I leave him there and get back in my car. Another item crossed off the list of loose ends that need tying. My phone buzzes.
Pakhan: Come back to the office. Now. We need to talk.
I swear to God this day is never ending. That's not good. That's the kind of summons that precedes either promotion or execution depending on which way the wind is blowing.
I drive back, park in my usual spot and take the elevator to his floor. Trying not to think about Sofiya, about what happens if he's figured it out. I can take him out, but I know I’ll never make it out of the house alive. Maybe that will be enough.
The Pakhan is sitting behind his desk when I enter, smoking a cigar despite the woman standing sideways in front of the desk, her pregnant belly on display.
His new wife— the replacement for the one he married weeks after murdering his first. She’s a beautiful woman, but I know she will just be another in a long line of discards before too long.
"Volk," the Pakhan greets. "Sit."
I sit on the overstuffed leather sofa against the right wall of the office. I keep my face neutral as I wait.
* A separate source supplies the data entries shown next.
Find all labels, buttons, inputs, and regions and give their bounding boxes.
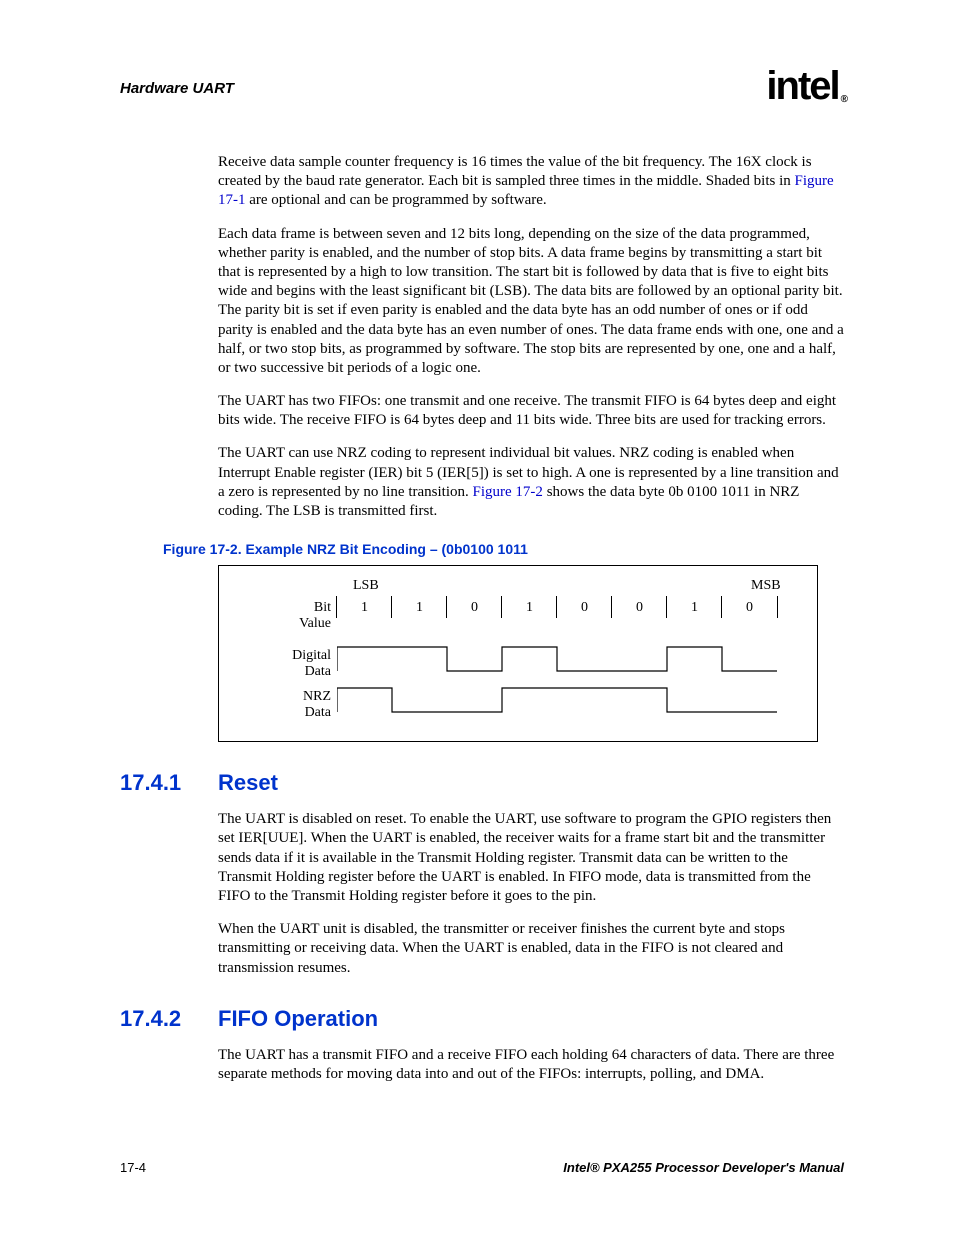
bit: 1: [361, 600, 368, 615]
intel-logo: intel®: [766, 64, 844, 109]
manual-title: Intel® PXA255 Processor Developer's Manu…: [563, 1160, 844, 1175]
paragraph: The UART has two FIFOs: one transmit and…: [218, 392, 844, 430]
bit-values: 1 1 0 1 0 0 1 0: [337, 600, 777, 616]
section-title-fifo: FIFO Operation: [218, 1006, 378, 1032]
paragraph: Receive data sample counter frequency is…: [218, 153, 844, 211]
bit: 0: [746, 600, 753, 615]
row-label-digital: Digital Data: [279, 648, 331, 679]
page-number: 17-4: [120, 1160, 146, 1175]
paragraph: Each data frame is between seven and 12 …: [218, 225, 844, 379]
msb-label: MSB: [751, 578, 781, 594]
paragraph: The UART can use NRZ coding to represent…: [218, 444, 844, 521]
figure-17-2: Bit Value Digital Data NRZ Data LSB MSB …: [218, 565, 818, 742]
registered-icon: ®: [841, 94, 846, 105]
section-number: 17.4.2: [120, 1006, 218, 1032]
row-label-bit: Bit Value: [279, 600, 331, 631]
running-header: Hardware UART: [120, 80, 234, 97]
section-number: 17.4.1: [120, 770, 218, 796]
bit: 0: [636, 600, 643, 615]
bit: 0: [471, 600, 478, 615]
section-title-reset: Reset: [218, 770, 278, 796]
row-label-nrz: NRZ Data: [279, 689, 331, 720]
figure-caption: Figure 17-2. Example NRZ Bit Encoding – …: [163, 541, 844, 557]
paragraph: When the UART unit is disabled, the tran…: [218, 920, 844, 978]
logo-text: intel: [766, 64, 838, 108]
figure-17-2-link[interactable]: Figure 17-2: [473, 484, 543, 500]
paragraph: The UART is disabled on reset. To enable…: [218, 810, 844, 906]
lsb-label: LSB: [353, 578, 379, 594]
text: are optional and can be programmed by so…: [246, 192, 547, 208]
text: Receive data sample counter frequency is…: [218, 154, 812, 189]
bit: 1: [416, 600, 423, 615]
bit: 1: [526, 600, 533, 615]
bit: 0: [581, 600, 588, 615]
bit: 1: [691, 600, 698, 615]
nrz-waveform: [337, 682, 807, 718]
paragraph: The UART has a transmit FIFO and a recei…: [218, 1046, 844, 1084]
digital-waveform: [337, 641, 807, 677]
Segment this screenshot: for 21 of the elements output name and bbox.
"I've been thinking about Yelena," he says. "About what you said , whether she could have survived."
"Yes?"
"And I realized something , something I should have remembered sooner." He looks at his wife. She looks back with the blank eyes of someone who's learned not to question. Not to care. He’s already broken her. "I lied that day."
The words drop like stones into still water. Ripples spreading outward. Implications I can't quite grasp.
"I don't understand," I say.
"Her mother's affair, the reason I killed her. I said Yelena wasn't my daughter, that she was his." The Pakhan's voice is flat like he's discussing the weather instead of the murder of his wife and attempted murder of her child. "I lied when I told her she wasn't mine. I wanted her to think her mother betrayed us both. But the truth is more complicated."
"What's the truth?"
"The truth is she had to have been mine." He laughs. Dark. Bitter. The sound of a man who's lost something he didn't know he valued. "There is no possible way she had Yelena with Thomas, he didn’t even work for me then. Damn Irina finally confessed too. Apparently getting diagnosed with cancer makes you want to be honest. She made up the whole affair, wanted me to fuck her in retaliation. I don't know, don't care, but Yelena is mine. My daughter. My blood."
The room spins. Everything I thought I knew shifts. Realigns.
"You killed your wife and child over a lie?" I ask.
"Apparently." He shrugs like it doesn't matter. Like murdering an innocent woman and torturing her daughter means nothing in the grand scheme of his empire. "Which makes finding the killer even more important. If Yelena’s alive—if she survived—she’s a major loose end. I don’t need her coming after Dimitri and trying to seize his inheritance.”
No. No, she's not his. She's not anything to him except a target. A threat. Another piece on his board to control or eliminate.
She's mine.The thought comes unbidden. True in ways that terrify me.
"Why tell me this?" I ask.
"Because if she's alive, I want you to find her and bring her to me. I can decide what to do with her then. If she’s pretty enough, I can sell her to someone and get a nice penny for her." His eyes bore into mine. “I can trust you to do that, right, Volk?”
Every instinct screams at me to say no. To refuse. To put a bullet in his skull right here and end this entire nightmare. But my hands are tied.
So I nod. "Yes, Pakhan. You can trust me."
The second biggest lie I've ever told.
CHAPTER 12
Sofiya
SONG: CALLING BY MOTHER SELENE
A manI finally got to tell me more about Father’s operation smells like stale cigarettes and desperation. We meet in a diner on the wrong side of town, the kind of place where the coffee tastes like burned rubber and no one makes eye contact. Fluorescent lights buzz overhead, casting everything in sickly green. The man across from me could be forty or sixty, hard to tell when life's been that unkind.